New regulations announced Monday by the Industry, Trade and Labor Ministry will require that foreign companies that are awarded tenders by government-owned companies must purchase more products produced in Israel as part of the contract.
More than $3 billion in so called "offset" from foreign trade was pumped into the Israeli economy in 2006 due to legislation enacted by the ministry's Industrial Cooperation Authority with this number expected to increase in 2007 as new regulations deriving from the law of tenders take effect.
Under the new regulations, explained Bina Bar-On, director-general of the Authority, foreign companies that are awarded tenders by Israeli government-owned companies must purchase increased percentages of products, depending on the scale and type of the tender awarded, from Israeli businesses.

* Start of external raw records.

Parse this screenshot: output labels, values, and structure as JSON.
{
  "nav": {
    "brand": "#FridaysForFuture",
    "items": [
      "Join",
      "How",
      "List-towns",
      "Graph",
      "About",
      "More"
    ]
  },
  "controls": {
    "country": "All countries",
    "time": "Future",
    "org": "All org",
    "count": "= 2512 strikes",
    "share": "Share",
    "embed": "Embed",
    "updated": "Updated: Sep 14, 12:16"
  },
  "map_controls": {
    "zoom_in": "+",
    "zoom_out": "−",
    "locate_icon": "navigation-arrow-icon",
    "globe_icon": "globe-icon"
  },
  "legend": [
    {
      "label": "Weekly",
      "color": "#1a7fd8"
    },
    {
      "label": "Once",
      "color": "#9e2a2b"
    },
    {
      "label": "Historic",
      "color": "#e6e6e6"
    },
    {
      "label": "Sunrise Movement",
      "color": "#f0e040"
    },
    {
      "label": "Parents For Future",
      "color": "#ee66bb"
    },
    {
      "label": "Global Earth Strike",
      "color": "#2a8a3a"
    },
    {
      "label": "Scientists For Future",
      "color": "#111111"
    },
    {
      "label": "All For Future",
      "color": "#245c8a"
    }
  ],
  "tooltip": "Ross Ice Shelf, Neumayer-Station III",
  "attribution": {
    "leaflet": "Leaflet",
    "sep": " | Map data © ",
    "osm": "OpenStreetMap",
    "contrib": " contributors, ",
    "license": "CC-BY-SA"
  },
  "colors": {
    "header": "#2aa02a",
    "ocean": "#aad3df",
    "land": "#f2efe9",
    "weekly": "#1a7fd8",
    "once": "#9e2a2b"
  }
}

According to the details of the regulations, a foreign company, if it is Government Procurement Agreement (GPA) country, which is a subset of the World Trade Organization, must make purchases of Israeli products totalling 28% of the total contract if the tender awarded is civilian and 50% if is in the military sector.
If the country awarded the tender is not a member of the GPA, it must make purchases of Israeli manufactured products equaling 35% of the entire contract.
Additionally, under the new legislation, companies that do not conform to the new standards will be placed on an international "black-list," making it very difficult for them to engage in trade.
Last month, Bar-On's office coordinated a three-day conference on the topic of offset from industrial cooperation, at which more than 30 representatives from some 19 countries were present.